For television crews, the General Assembly won’t be the same without the familiar mass walkouts during the Iranian leader’s annual anti-Semitic tirades. In the words of one diplomat, Ahmadinejad’s only crime this year was incoherence.
Last year, Palestinian leader Mahmoud Abbas made headlines when he waved an application for statehood recognition from the podium.

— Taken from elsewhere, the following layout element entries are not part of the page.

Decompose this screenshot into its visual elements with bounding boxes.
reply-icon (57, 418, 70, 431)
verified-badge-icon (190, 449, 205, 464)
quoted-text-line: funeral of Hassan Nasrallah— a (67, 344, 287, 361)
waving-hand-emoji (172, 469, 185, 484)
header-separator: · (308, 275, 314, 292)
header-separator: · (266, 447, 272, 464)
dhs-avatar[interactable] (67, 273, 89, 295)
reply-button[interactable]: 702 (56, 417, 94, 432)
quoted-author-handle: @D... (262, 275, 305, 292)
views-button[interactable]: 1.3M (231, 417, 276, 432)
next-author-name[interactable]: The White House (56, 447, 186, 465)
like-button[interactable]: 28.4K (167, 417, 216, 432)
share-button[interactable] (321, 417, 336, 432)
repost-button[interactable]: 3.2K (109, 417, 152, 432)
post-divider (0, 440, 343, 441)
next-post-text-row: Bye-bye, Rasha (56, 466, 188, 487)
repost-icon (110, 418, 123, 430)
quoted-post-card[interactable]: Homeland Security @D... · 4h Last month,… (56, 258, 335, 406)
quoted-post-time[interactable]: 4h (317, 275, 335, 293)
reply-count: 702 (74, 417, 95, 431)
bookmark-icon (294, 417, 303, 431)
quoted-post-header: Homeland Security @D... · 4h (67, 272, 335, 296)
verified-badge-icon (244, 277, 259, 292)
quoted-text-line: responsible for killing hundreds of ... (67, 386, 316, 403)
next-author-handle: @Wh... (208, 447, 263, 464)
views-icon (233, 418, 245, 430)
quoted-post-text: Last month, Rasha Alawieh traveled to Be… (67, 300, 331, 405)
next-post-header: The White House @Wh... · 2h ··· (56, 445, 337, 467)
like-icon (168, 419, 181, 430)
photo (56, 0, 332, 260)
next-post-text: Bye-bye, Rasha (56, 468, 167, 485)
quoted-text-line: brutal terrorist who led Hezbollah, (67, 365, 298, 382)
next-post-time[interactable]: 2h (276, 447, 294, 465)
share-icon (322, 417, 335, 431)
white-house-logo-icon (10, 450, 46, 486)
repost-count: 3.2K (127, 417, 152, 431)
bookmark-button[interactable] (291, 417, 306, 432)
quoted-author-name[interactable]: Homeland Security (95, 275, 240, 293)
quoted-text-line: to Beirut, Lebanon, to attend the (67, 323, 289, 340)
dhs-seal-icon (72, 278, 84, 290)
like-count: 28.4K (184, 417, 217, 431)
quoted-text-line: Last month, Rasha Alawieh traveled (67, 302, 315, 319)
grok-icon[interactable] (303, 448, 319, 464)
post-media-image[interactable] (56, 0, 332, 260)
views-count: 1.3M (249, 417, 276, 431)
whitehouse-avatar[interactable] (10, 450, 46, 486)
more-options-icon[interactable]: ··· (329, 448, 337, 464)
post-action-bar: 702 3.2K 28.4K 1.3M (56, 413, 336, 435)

This year, Netanyahu overshadowed him as any prospect of a peace agreement continued to slip away.
Arafat’s Olive Branch
Almost four decades have passed since Yasser Arafat’s 1974 entrance at the UN. Dressed in full military uniform with his signature black-and-white checked scarf, the founder of the Palestine Liberation Organization struck a conciliatory tone when he left his pistol at the door.
“Today, I have come bearing an olive branch and freedom fighter’s gun,” he said. “Do not let the olive branch fall from my hand.”
This year, the UN hosted some new faces while missing some of its cast of regulars, as European leaders such as Germany’s Chancellor Angela Merkel stayed home to deal with the continent’s economic crisis, Myanmar embraced democracy and the Arab world adjusted to a wave of revolts replacing the old guard.
Egypt’s new leader, Mohamed Mursi, greeted the General Assembly with: “I salute you in the name of Islam.”
Another highlight was the Myanmar prime minister’s speech saluting a former dissident, which Jeff Laurenti, a UN analyst at the Century Foundation in New York, described as “the colorless Thein Sein congratulating Aung San Suu Kyi on all the international recognition she has earned by struggling to bring down the military governments he’d been a part of.”
President Barack Obama was in town less than 24 hours. The absence of Vladimir Putin, who is once again Russia’s president, was a disappointment in terms of political theater, Gowan said.
Following Russia’s three Security Council vetoes of Western resolutions to stop the bloodshed in Syria, Gowan said, “It would have been interesting to see how he handled criticism over Syria from the Arabs and Europeans.”
Another notable absentee this year was Venezuela’s Chavez, who’s battling cancer while running for re-election.
Six years ago, the self-anointed leader of the Bolivarian Revolution gave Chomsky a sales boost when he plugged the American thinker’s book. He called U.S. President George W. Bush “el diablo” and expressed his disgust that the U.S. president had stood in the same spot a day earlier, telling the assembly that the place “still smells of sulfur.”
China and Japan, usually not among the more theatrical UN members, supplied some drama on Sept. 27 as they fought into the night on a deserted UN stage over ownership of some barren islands in the East China Sea.
Chinese Foreign Minister Yang Jiechi kicked off the verbal duel when he took the floor after 9 p.m. and accused Japan of theft: “They can in no way change the historical fact that Japan stole Diaoyu Dao and its affiliated islands from China.”
With the North Korean and Cuban leaders no-shows, the latest country to join the ranks of shunned speakers at the tail end of this year’s General Assembly is Syria, whose 18-month rebellion against President Bashar al-Assad’s regime was a dominant theme of the UN’s summit.
Speaking to a largely empty room, Syrian Foreign Minister Walid Al-Muallem attacked the U.S. and its Arab and European allies who, he said, “support terrorism in my country.” He said, “Under the pretext of humanitarian intervention, these countries interfere in the domestic affairs of states.”
Indeed, the star of the show this year may have been the UN secretary general, a man better known for trying to extinguish fires than for lighting them.
“The fact that Ban Ki-moon was generally praised for giving a strong and provocative speech tells you something about how dull a lot of the rest of the speeches must have been,” Gowan said in an e-mail.